怒りの鉄拳
「うーん……」
緋は物置の中に居た。
「怪しい物なんかないけど」
ボールや跳び箱やマットを退けてもみたが何もない。
「……やっぱりイタズラだったのか……」
緋は諦めて物置を出る。
「どうだった?」
七菜が訊く。
「不審な物は何もなかったぜ。そっちは?」
「上の通路には何もなかったさ」
「となると、ステージを見ている夏郷さん達か」
緋と七菜はステージに上がる。
「怜衣さん、宇留田さん。何か見つかりました?」
「なーんにも。
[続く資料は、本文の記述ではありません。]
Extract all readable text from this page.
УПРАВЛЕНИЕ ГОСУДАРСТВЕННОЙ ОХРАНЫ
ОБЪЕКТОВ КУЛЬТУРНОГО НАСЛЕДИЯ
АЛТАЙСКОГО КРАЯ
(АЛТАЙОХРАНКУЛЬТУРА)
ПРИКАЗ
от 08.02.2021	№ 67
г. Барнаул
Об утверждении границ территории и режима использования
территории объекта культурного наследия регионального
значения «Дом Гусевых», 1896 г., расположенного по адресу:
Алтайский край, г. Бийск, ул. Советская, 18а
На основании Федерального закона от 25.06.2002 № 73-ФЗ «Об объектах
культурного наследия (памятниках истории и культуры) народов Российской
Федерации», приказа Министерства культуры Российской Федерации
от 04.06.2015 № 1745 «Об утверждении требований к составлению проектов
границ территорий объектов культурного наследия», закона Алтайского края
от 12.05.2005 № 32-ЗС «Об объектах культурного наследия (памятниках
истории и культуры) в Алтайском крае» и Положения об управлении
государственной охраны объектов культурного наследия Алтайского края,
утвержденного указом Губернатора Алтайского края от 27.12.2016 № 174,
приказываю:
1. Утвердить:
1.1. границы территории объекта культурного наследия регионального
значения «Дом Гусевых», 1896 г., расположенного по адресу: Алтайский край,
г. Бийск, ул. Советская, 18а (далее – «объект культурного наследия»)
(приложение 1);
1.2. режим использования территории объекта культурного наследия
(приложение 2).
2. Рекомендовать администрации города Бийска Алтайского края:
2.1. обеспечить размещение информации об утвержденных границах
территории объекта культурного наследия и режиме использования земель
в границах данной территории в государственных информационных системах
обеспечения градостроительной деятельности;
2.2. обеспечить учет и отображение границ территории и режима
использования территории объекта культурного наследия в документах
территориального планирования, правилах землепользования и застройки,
そっちは?」
怜衣の問いに、緋は首を横に振った。
「爆弾なんて隠そうとするならば、ステージはうってつけなんだけどね」
宇留田が幕を見ながら言う。
「何でもなければそれでいいけど」
夏郷が指で×を作っている。
「こっちは何もなかったのだ」
破耶も合流した。
「残すは、外を見ている愛生だけか」
「そろそろ確認を終えてる頃だろう」
夏郷がステージを降りて、体育館の外に出た。
「!」
夏郷が急に走り出す。
「夏郷さん!?」
緋達が夏郷の後を追い掛ける。
※ ※ ※
「思惑通りだ」
「こんな人気のない所まで追い込んで、何を考えてるんですか?」
体育館の側の雑木林に、愛生と男子生徒がいた。
「そんなの決まっている。加藤さんを隅々まで味わうんだ~!」
男子生徒が愛生をガシッと押さえる。
「やめてください!」
愛生は抵抗するが、力負けしてしまう。
「無駄だよ? 大体、上級生に反抗するなんてダメだ」
「いたい!」
愛生が頬を叩かれて倒れる。
「さあ、楽しもうか! 俺の……卒業式の前祭を!」
「いやあああ!!」
愛生の叫び声が雑木林に響く。
「おりゃあああ!!」
「ぐはっ」
男子生徒が転がった。
「大事ないか!!」
「破耶さん! はい、何にもないです」
「……生徒会? なんで居るんだよ!? 生徒会は体育館で、いくら探しても見つかることのない爆弾を探してる筈だ」
「……ということは……書き込みの主は!」
怜衣が、おもいっきり男子生徒を蹴った。
「なんだああ!! イイ気になりやがってええ!!」
男子生徒が怜衣に飛び掛かる。
「離れろっての!」
「俺と前祭を過ごしたいのなら、そう言えばいいんだ」
男子生徒が怜衣の制服に手を掛ける。
「おい!」
夏郷がグンッと、男子生徒を木に押し付けた。
「何だよ……邪魔するのか?」
「……邪魔じゃ不満か? 何なら殺してしまっても構わないんだがな」
夏郷の腕に力が入る。
「何だよ……他人事だろ?」
「じゃあ、殺されても他人事だな」
「正気かよ!?」
「正気だから怒ってるんだ!!」
「グバッ!!」
夏郷に殴られて男子生徒が鼻血を出す。
「俺の機嫌を損ねて鼻血で済んだのは幸運だ。書き込みの件は大目に見てやるが、愛生ちゃんと怜衣を襲った事はしっかりとケジメをつけてもらう」
「ケジメ、だと!?」
「ああそうだ。二人に土下座しろ。俺が許すまで絶対に顔を上げるな」
夏郷が男子生徒に促す。
「くそっ!」
男子生徒は土下座をした。
「いいか……俺が許すまで、だ」
「夏郷」
「そうだな。すまないけど、校長と理事長に知らせてくれ」
「了解したのだ」
破耶は校長室に向かった。
「君。どうしてこんな事を?」
七菜が訊く。
「卒業する前に、思いを成就しようと。加藤さんに思いをぶつけようと」
「無理矢理で叶う恋なんて恋じゃない。ただの思い込みさ」
「思い込み?」
「叶ったと思うのは君だけだ。愛生ちゃんには何の気持ちも無いのに」
「俺は!」
「君は、最低さ。比較対象なんて存在しない」
「……くっ」
男子生徒は悔しがる。
「漢の先輩に、こんな奴が居たなんて。軽くショックだぜ」
緋が男子生徒を蔑んだ。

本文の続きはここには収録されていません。